BM - Brunner-Munzel non parametric test, also called the Generalized Wilcoxon Test. The BM test is the same test used in the npm/Mricron software (see Rorden (2007)). This method is slow, use 'BMfast" for a compiled faster analysis.

BMfast - ultrafast Brunner-Munzel with compiled code. BMfast can be combined with multipleComparison='FWERperm' to perform permutation based thresholding in a short time.

ttest - Regular single tailed t-test. Variances of groups are assumed to be equal at each voxel, which may not be true. This is the test used in the voxbo software. Relies on t.test function in R. It is assumed that 0 voxels are healthy, i.e., higher behavioral scores. See the alternative parameter for inverted cases. (see Bates (2003)).

welch - t-test that does not assume equal variance between groups. Relies on t.test function in R.

regres - linear model between voxel values and behavior. Uses the lm function in R. This is equivalent to a t-test, but is useful when voxel values are continuous. This method is R-based and slow, for faster analysis and to add covariates use the "regresfast" method compiled in LESYMAP.

regresfast - fast linear regressions with compiled code. This method allows setting covariates. If covariates are specified the effect of each voxel will be estimated with the formula:
behavior ~ voxel + covar1 + covar2 + ...
The effect of covariates at each voxel is established with the Freedman-Lane method (see Winkler (2014)). This LESYMAP method allows multiple comparison correction with permutation based methods "FWERperm" and "clusterPerm".

regresPerm - linear model between voxel values and behavior. The p-value of each individual voxel is established by permuting voxel values. The lmPerm package is used for this purpose. Note, these permutations do not correct for multiple comparisons, they only establish voxel-wise p-values, a correction for multiple comparisons is still required.

chisq - chi-square test between voxel values and behavior. The method is used when behavioral scores are binary (i.e. presence of absence of deficit). Relies on the chisq.test R function. By default this method corrects individual voxel p-values with the Yates method (the same approach offered in the Voxbo software).

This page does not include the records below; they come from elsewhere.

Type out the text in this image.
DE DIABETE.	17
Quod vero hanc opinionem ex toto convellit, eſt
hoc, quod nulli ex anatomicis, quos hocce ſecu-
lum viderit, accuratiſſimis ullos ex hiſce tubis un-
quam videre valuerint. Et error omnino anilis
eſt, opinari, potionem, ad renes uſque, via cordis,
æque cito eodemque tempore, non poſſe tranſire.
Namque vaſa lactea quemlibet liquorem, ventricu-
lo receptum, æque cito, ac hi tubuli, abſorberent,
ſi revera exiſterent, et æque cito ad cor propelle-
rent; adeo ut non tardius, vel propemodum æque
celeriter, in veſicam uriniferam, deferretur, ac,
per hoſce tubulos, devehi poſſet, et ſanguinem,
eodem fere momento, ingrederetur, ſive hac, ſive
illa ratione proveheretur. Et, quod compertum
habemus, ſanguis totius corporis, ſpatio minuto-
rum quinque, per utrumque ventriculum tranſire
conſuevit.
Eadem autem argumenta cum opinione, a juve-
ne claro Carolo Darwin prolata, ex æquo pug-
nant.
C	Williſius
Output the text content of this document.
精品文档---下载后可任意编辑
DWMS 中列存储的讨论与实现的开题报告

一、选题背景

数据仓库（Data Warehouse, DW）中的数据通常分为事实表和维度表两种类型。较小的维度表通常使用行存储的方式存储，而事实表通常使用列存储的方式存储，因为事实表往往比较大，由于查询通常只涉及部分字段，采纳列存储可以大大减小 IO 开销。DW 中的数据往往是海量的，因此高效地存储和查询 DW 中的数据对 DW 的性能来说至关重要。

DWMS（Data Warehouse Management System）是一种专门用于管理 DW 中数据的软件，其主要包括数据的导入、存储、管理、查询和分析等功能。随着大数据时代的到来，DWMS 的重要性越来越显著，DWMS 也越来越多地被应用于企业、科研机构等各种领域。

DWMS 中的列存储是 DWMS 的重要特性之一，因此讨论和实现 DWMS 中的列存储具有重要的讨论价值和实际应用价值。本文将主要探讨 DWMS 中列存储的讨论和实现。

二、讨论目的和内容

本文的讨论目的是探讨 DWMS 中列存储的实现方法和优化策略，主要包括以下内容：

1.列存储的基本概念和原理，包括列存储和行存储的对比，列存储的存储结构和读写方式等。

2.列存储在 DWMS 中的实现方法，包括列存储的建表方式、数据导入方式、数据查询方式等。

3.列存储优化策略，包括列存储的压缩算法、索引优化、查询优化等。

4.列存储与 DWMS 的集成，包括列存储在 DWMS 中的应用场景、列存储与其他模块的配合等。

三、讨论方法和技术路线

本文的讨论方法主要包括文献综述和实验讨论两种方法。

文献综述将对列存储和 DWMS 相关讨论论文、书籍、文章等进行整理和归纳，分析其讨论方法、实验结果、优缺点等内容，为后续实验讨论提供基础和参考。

chisqPerm - chi-square tests. P-values are established through permutation tests instead of regular statistics. Relies on the chisq.test R function.

sccan - sparse canonical correlations. Multivariate method that considers all voxels at once by searching for voxel weights that collectively explain behavioral variance. For our purposes, this method can be considered a sparse regression technice. By default, lesymap will run a lengthy procedure to determine the optimal sparseness value (how extensive the results should be). You can set optimizeSparseness=FALSE if you want to skip this optimization. The search for optimal sparsness provides a cross-validated correlation measure that shows how well the sparseness value can predict new patients. If this predictive correlation is below significance (i.e., below pThreshold), the entire solution will be dropped and LESYMAP will return an empty statistical map. If the predictive correlation is significant, LESYMAP will return a statistical image with normalized weights between -1 and 1. The raw SCCAN weights image is returned in rawWeights.img as well. LESYMAP scales and centers both lesion and behavior data before running SCCAN (hardcoded in lsm_sccan). See more details in Pustina (2018)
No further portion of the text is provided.